I am planning to devise a P2P framework that can survive in a faulty network environment where peers can dynamically join and disappear. The model will construct multi-path communication framework while considering network latency and processing delay. This is challenging especially in a gaming context, because games typically impose time-constraints on the communication layer that must be satisfied to ensure the quality of the applications. I intend to investigate how the cheaters can exploit the P2P paradigm, and to devise a P2P architecture that prevents cheaters from successfully modifying the gameplay for their advantage. A networked virtual environment is a very complex application, and simulation can only go so far in validating algorithms and architectures targeted at such systems.

Obesity is a major health concern that can lead to serious health problems including increased risk of cardiovascular disease, type2 diabetes, and insulin resistance in addition to psychosocial problems, functional limitations, and disabilities that adversely affect the social and physical abilities of obese person in daily affairs.
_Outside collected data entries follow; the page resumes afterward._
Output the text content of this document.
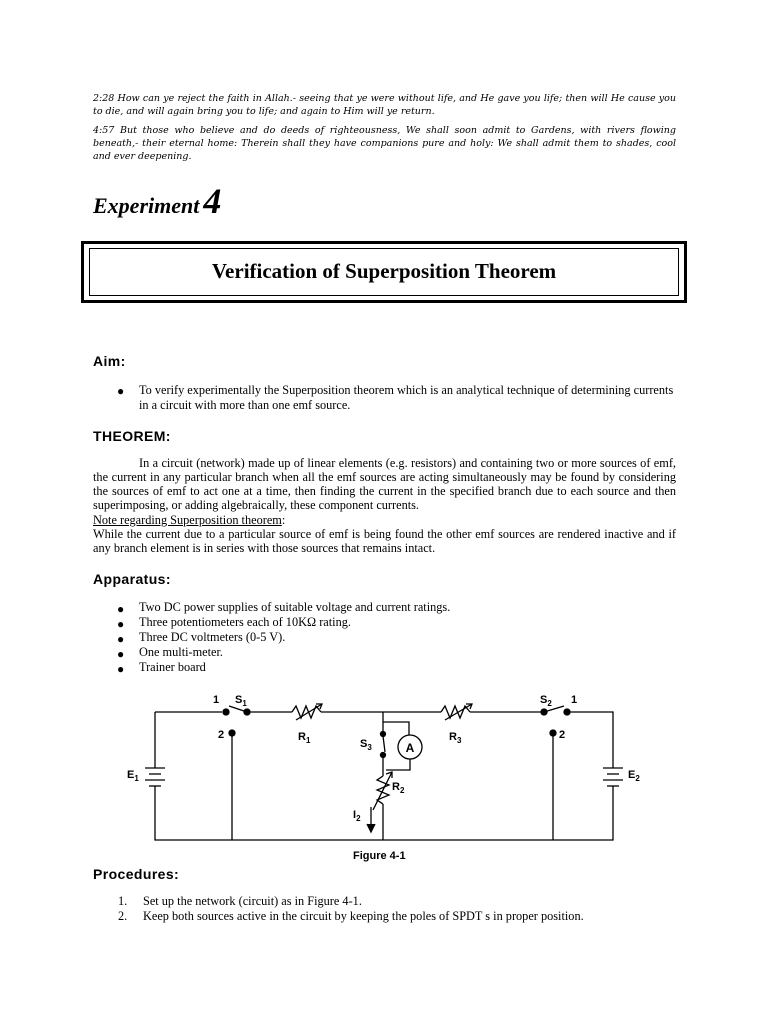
2:28 How can ye reject the faith in Allah.- seeing that ye were without life, and He gave you life; then will He cause you to die, and will again bring you to life; and again to Him will ye return.
4:57 But those who believe and do deeds of righteousness, We shall soon admit to Gardens, with rivers flowing beneath,- their eternal home: Therein shall they have companions pure and holy: We shall admit them to shades, cool and ever deepening.
Experiment 4
Verification of Superposition Theorem
Aim:
● To verify experimentally the Superposition theorem which is an analytical technique of determining currents in a circuit with more than one emf source.
THEOREM:
In a circuit (network) made up of linear elements (e.g. resistors) and containing two or more sources of emf, the current in any particular branch when all the emf sources are acting simultaneously may be found by considering the sources of emf to act one at a time, then finding the current in the specified branch due to each source and then superimposing, or adding algebraically, these component currents.
Note regarding Superposition theorem:
While the current due to a particular source of emf is being found the other emf sources are rendered inactive and if any branch element is in series with those sources that remains intact.
Apparatus:
● Two DC power supplies of suitable voltage and current ratings.
● Three potentiometers each of 10KΩ rating.
● Three DC voltmeters (0-5 V).
● One multi-meter.
● Trainer board
1 $S_1$
2	$R_1$	$S_3$
$R_3$
$S_2$ 1
2
$R_2$
$I_2$
$E_1$	$E_2$
A
Figure 4-1
Procedures:
1. Set up the network (circuit) as in Figure 4-1.
2. Keep both sources active in the circuit by keeping the poles of SPDT s in proper position.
One innovative approach to address this problem is serious games which combine exercise and gaming in more attractive manners. I am working to augment current obesity treatment methods and empower therapists and patients with a novel computing system for continuous treatment and long-term health management of obesity, especially for children and youth. The aim is to develop fundamental technologies and systems using pervasive computing, ambient sensors, and mobile gaming technologies. The system will provide stakeholders with improved tools and techniques to prevent or treat obesity by enabling continuous and accurate measurements of a patient's. At the same time, the system will use serious games to encourage and support the integration of a healthy lifestyle for the youth. The group nature of game will enhance socialization and increase patient’s confidence which is important for obese children.